Shani Louk, a German woman who had been captured by Hamas operatives on October 7, has died and her body has been found by the Israeli troops in Gaza, her family and Israel government confirmed today.
"It is with great sadness that we announce the death of my sister," her sister Adi Louk said on social media.
The 23-year-old was taken hostage when she was attending the Supernova music festival near the Gaza border, which became one of the targets of a surprise Hamas attack on October 7.
After she went missing, an appeal by her mother Ricarda Louk seeking the German and Israeli governments to get Shani Louk back went viral on social media. "We were sent a video in which I could clearly see our daughter unconscious in the car with the Palestinians and them driving around the Gaza Strip," she had said in the video.
The 23-year-old had been paraded naked in a pick-up truck after being captured. In videos that were shared in the immediate aftermath of the terror attacks, Shani is lying face down in a pickup truck. Her family say they identified Shani from her dreadlocks and distinctive tattoos.

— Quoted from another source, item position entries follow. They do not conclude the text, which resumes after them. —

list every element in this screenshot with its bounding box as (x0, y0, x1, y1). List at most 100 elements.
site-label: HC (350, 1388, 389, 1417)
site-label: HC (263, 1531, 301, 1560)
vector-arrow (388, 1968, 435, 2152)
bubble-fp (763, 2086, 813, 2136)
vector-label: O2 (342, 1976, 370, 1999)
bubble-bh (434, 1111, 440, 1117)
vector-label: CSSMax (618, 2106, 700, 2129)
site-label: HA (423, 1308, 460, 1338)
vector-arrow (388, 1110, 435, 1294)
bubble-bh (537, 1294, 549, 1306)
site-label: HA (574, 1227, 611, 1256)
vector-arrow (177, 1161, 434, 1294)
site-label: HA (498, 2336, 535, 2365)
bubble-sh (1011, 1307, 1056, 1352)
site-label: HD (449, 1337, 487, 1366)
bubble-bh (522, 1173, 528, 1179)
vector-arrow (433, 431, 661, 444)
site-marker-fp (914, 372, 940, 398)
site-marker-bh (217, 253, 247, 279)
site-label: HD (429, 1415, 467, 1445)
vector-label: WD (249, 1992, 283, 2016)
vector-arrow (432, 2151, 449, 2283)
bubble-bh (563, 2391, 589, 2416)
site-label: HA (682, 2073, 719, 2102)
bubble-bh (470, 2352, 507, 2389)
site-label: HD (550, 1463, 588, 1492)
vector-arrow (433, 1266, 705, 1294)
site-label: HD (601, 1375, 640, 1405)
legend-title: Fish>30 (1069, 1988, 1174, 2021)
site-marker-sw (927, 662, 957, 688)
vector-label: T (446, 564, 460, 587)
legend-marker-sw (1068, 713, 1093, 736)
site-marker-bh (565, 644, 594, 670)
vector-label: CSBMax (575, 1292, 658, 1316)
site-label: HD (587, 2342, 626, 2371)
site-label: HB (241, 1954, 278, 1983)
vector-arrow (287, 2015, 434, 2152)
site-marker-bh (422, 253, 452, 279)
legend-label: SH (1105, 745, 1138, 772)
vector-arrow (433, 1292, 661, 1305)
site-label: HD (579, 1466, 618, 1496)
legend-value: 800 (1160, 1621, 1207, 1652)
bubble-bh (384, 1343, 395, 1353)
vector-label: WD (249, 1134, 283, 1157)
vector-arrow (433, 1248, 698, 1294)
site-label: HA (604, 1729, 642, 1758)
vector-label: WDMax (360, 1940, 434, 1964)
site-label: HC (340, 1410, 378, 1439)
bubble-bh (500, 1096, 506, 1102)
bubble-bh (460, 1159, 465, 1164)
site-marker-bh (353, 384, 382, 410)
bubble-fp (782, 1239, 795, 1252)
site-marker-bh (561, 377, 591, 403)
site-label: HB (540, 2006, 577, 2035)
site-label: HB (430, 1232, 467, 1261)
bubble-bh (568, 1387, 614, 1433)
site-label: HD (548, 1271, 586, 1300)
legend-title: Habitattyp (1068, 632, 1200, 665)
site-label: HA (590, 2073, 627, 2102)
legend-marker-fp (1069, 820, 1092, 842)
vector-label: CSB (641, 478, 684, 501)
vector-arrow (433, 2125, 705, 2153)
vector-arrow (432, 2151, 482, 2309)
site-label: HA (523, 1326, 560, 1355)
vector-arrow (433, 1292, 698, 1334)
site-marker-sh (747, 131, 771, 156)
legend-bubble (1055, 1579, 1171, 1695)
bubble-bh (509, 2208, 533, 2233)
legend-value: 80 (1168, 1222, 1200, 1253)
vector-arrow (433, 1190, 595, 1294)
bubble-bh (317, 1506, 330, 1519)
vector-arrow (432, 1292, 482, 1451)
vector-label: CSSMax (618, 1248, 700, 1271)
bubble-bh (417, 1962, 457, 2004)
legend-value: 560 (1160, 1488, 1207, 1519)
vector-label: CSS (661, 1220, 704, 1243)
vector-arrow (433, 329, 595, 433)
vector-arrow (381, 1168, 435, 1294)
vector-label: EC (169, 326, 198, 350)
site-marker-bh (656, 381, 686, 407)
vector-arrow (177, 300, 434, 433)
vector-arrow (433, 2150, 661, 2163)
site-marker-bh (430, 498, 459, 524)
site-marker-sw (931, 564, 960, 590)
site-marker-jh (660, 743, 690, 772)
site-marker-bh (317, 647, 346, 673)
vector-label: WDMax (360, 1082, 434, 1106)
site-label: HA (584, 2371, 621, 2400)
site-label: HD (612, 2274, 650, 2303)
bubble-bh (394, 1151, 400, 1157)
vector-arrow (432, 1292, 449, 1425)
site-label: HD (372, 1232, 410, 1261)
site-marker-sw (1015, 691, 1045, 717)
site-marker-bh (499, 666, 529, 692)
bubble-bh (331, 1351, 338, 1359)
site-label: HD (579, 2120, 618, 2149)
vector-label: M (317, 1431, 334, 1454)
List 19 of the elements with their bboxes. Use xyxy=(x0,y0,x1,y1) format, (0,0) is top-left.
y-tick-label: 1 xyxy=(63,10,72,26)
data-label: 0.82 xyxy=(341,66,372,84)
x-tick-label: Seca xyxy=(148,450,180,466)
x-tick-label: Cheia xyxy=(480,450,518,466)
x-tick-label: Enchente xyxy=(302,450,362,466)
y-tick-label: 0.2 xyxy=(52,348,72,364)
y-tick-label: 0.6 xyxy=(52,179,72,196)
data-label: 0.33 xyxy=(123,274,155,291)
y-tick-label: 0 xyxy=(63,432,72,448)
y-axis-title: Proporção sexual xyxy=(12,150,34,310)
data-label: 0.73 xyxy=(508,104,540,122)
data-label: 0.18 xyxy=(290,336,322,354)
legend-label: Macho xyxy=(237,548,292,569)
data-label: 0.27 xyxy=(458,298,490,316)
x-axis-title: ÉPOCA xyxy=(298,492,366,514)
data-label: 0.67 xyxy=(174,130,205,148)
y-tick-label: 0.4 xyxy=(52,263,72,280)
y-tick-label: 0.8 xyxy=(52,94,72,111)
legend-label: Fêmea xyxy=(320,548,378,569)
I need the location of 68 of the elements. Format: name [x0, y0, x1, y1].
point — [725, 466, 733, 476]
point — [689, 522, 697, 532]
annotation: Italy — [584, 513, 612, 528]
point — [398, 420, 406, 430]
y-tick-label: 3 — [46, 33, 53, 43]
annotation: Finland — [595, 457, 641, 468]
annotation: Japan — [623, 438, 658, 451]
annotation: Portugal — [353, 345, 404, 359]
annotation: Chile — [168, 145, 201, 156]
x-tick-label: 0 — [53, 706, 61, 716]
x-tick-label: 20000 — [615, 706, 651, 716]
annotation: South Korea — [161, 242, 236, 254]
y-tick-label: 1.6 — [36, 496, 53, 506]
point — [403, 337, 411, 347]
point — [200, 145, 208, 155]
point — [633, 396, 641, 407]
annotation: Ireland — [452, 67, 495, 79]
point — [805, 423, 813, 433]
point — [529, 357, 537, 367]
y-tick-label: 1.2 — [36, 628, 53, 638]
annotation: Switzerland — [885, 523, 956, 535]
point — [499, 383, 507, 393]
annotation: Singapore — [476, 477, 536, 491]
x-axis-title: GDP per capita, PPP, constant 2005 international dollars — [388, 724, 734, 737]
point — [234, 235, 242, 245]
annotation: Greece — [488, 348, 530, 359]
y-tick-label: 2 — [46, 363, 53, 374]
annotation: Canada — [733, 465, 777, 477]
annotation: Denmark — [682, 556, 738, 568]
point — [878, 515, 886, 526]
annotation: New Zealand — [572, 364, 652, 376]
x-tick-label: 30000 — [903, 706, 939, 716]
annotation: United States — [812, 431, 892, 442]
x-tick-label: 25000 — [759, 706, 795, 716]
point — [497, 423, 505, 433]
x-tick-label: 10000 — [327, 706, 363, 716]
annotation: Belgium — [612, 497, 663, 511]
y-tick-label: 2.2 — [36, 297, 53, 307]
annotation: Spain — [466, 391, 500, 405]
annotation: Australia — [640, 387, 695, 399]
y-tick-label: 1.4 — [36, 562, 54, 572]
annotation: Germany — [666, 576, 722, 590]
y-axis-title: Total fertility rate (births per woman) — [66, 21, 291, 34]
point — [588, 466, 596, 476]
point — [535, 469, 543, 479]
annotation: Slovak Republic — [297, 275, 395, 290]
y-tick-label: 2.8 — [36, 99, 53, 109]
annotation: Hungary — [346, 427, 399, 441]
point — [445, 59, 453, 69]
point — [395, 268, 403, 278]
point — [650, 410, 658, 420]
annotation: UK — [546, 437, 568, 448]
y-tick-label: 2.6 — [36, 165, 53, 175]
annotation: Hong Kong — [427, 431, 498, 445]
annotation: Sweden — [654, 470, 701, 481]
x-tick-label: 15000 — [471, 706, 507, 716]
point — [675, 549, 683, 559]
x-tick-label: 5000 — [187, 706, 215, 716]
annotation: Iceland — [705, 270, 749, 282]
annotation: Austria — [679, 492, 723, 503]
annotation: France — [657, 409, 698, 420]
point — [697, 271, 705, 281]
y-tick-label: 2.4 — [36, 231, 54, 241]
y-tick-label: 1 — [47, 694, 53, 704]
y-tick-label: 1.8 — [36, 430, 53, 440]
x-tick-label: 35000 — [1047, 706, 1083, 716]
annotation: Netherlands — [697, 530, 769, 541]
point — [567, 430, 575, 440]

Sharing the news of her death on X, Israel said, "Shani who was kidnapped from a music festival and tortured and paraded around Gaza by Hamas terrorists, experienced unfathomable horrors. Our hearts are broken."
Shani was attending the music festival and clips on social media had shown her dancing and singing with her friends just hours before the Hamas group stormed into the venue.
According to German news site DW, Ms Louk was trying to flee when she was captured by Hamas operatives, who took her into Gaza, where she was filmed being beaten.
Israeli forces have stepped up their ground offensive in Gaza as part of the military response to the Hamas attacks that officials say killed 1,400 people, mostly civilians, with another 239 people taken hostage.
The health ministry in Hamas-run Gaza says more than 8,000 people, mainly civilians, mostly civilians and more than half of them children, have since been killed in Israeli air and ground strikes.